HPV ile enfeksiyonun mutlaka rahim ağzı kanseri olunacağı anlamına gelmediğini ifade eden Op.Dr. Yüzer, Bağışıklık sistemi bu virüs ile enfekte olunduktan sonra 12-18 ay içinde bu virüsü yüzde 90 vücuttan atar. HPV'nin temizlenemediği yüzde 10'luk bolümde ise, 5-10 yıl içinde rahim ağzında, kanser öncesi ve kanser gibi oluşumlara rastlanabilir. Rahim ağzı kanserinin diğer risk faktörleri aşağıdakileri içerir: İlk cinsel ilişkiye erken yaşta girilmesi, birçok seks partnerine sahip olma, çok çocuk doğruma, sigara kullanımı (sigara, rahim ağzı hücrelerine hasar vererek onları enfeksiyon ve kansere karşı daha savunmasız hale getirebilen kimyasallar üretir), doğum kontrol ilaçları kullanma, HIV enfeksiyonu (vücudun HPV enfeksiyonu ve erken kanser formlarıyla savaşabilme yeteneğini azaltır). Bu risk faktörlerinden kaçınarak kadınlar rahim ağzı kanseri gelişme riskini azaltabilir. Bu risk faktörlerin bulunmadığı kadınlarda seyrek şekilde rahim ağzı kanseri gelişir. Cinsel ilişkide erkeklerin prezervatif kullanımı ,kadınların HIV ve cinsel yolla bulaşan diğer hastalıklardan kendilerini korumaya yardımcı olabilir; ancak prezervatifler HPV'ye karşı tam anlamıyla koruma sağlamaz. Prezervatif kullanmak enfeksiyon oranını yaklaşık yüzde 70 azaltır. Bunun nedeni HPV'nin vücuttaki herhangi bir enfeksiyonlu alanla fiziksel temas yoluyla yayılabilmesidir” diye konuştu.
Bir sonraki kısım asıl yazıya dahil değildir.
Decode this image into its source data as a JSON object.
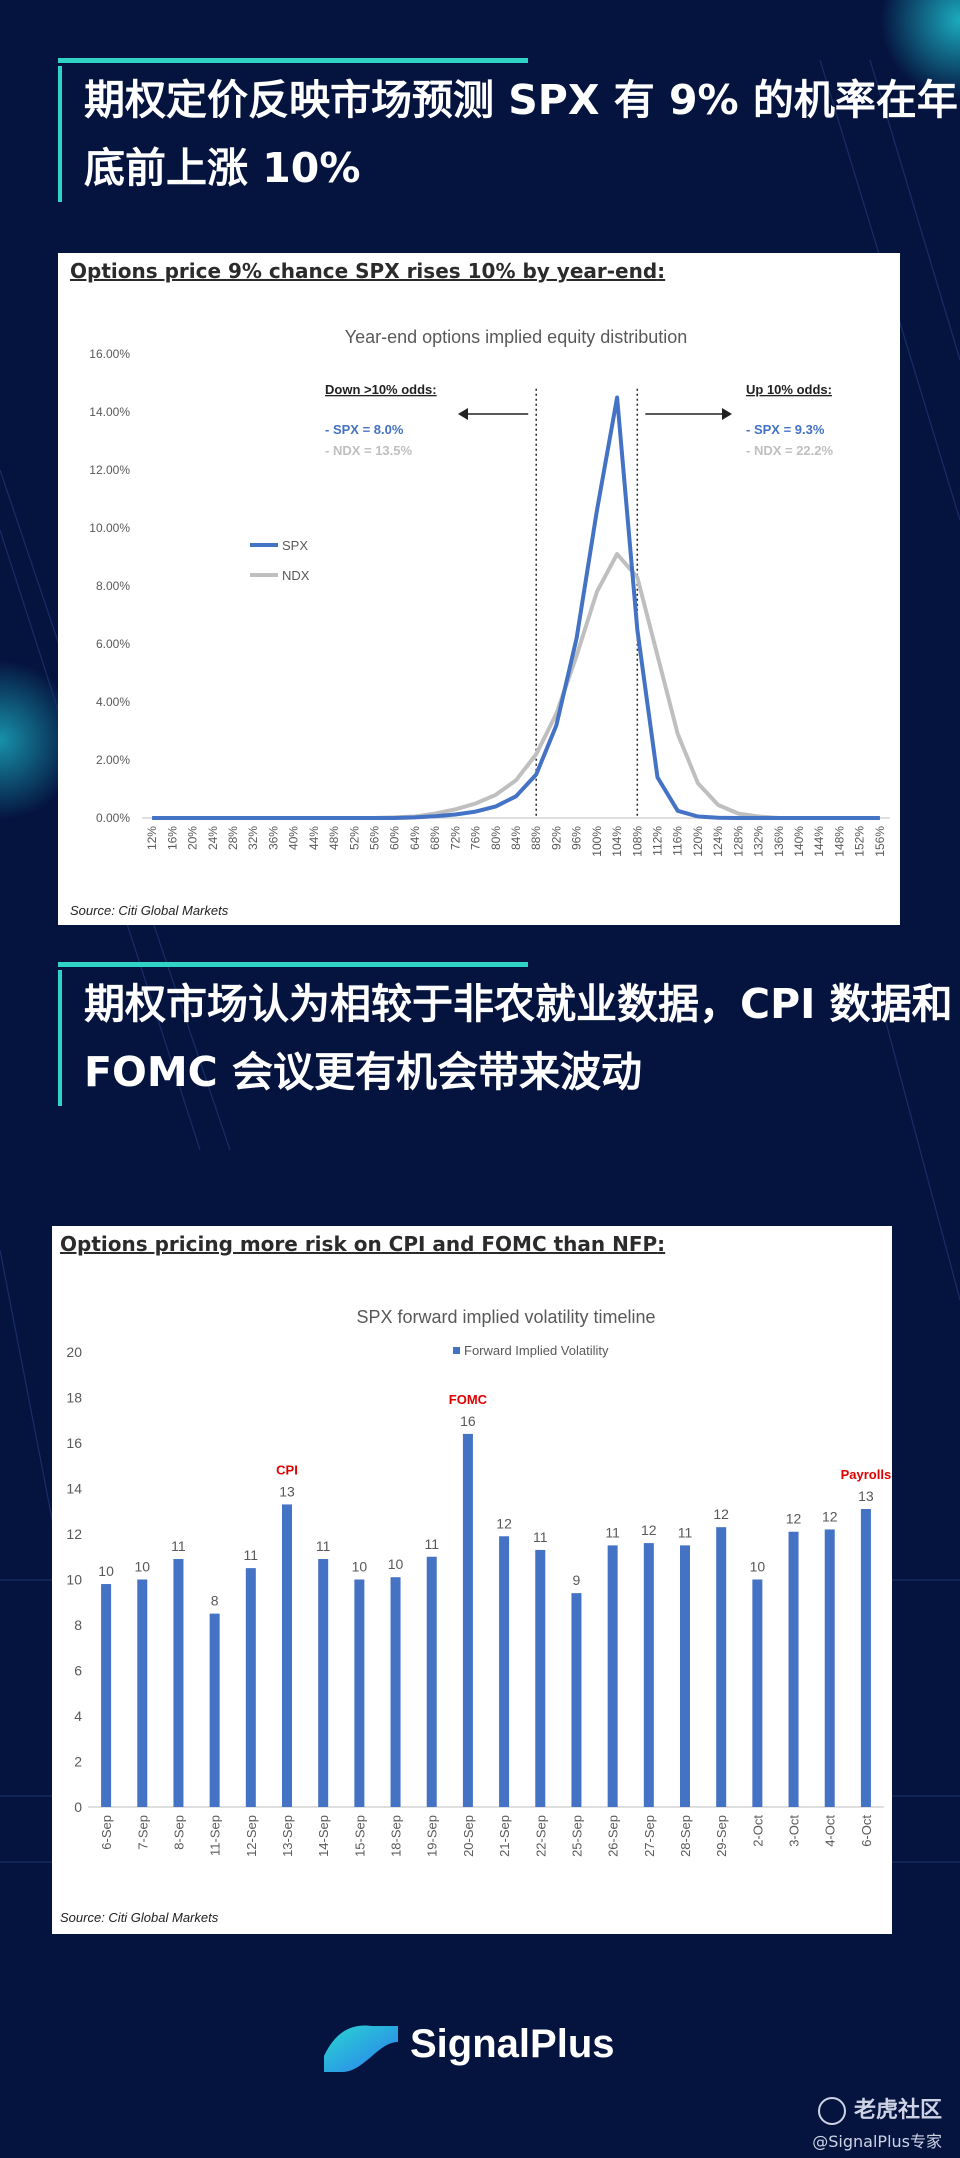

Kadınlara ilk cinsel ilişki yaşından bağımsız şekilde 21 yaşındayken ilk rahim ağzı kanseri taramasını yaptırmalarını önerdiklerini kaydeden Op.Dr. Yüzer, “Daha sonra iki veya üç yılda bir rahim ağzı hücre taraması testi yani servikal pap smear testi ile takip edilmesini uygun görüyoruz. 30 yaşın üzerinde servikal pap smear ve HPV DNA (PCR) testi birlikte yapılarak değerlendirilebilir. Her iki test de negatif gelirse tarama beş yılda bir yapılabilir. Pap smear testi rahim ağzı kanserleri ve rahim ağzı öncü kanserleri için tarama yapmak amacıyla kullanılır. Erken evrelerinde rahim ağzı kanseri belirti vermediği için düzenli servikal pap smear testi yapılması erken evre rahim ağzı kanserlerini yakalamak için çok önemlidir. Pap smear testi, vajinal muayenede rahim ağzından plastik bir fırça yardımıyla hücre örnekleri alınarak yapılır. Servikal pap smear testinde anormal hücre veya kanser öncüsü hücre saptanması halinde kolposkopi dediğimiz bir işlemle rahim ağzı büyütülerek incelenir. Şüpheli bölgelerden biopsi alınır ve ayrıntılı incelenebilir. Hastalığın evresine göre tedavi yöntemleri de değişmektedir. Kanser öncüsü lezyonların temizlenmesi için Servikal koni biyopsisi (konizasyon), Loop elektrocerrahi eksizyon prosedürü (LEEP), Kriyocerrahi gibi yöntemler kullanılırken rahim ağzı kanserleri için rahim ve yumurtalıkların ve kanserin yayıldığı etraf dokuların çıkarılmasının içeren ameliyatlar yapılabilir. Bazı vakalarda cerrahi tedaviye kemoterapi ya da radyoterapi de eklenebilir. Rahim ağzı kanseri vakalarının çoğuna neden olan insan papillomavirüsünün (HPV) en tehlikeli iki tipinden ( HPV 16 ve 18 ) koruma sağlayan iki yeni aşı Türkiye'de mevcuttur. Bu aşılar rahim ağzı kanseri vakalarının yüzde 70'e varan oranını önleyebilir ancak rahim ağzı kanserine neden olan her virüse bağlı enfeksiyonu engelleyemez. Aşının etkili olabilmesi için 6 ay içinde 2 veya 3 doz olmak üzere koldan uygulanması gerekir. Dünya Sağlık Örgütü (WHO) de 9-13 yaş arası kızların aşılanmasını yani daha cinsel ilişkiye girmeden önce aşı yapılmasını önerir. 45 yaşına kadar aşı yapılabilir. Aşı tedavi edici değil koruyucu bir aşıdır. Ancak aşı yapılsa bile, rahim ağzı kanserine karşı düzenli Pap-Smear testinin yapılmaya devam edilmesi gerektiği unutulmalıdır” açıklamalarında bulundu.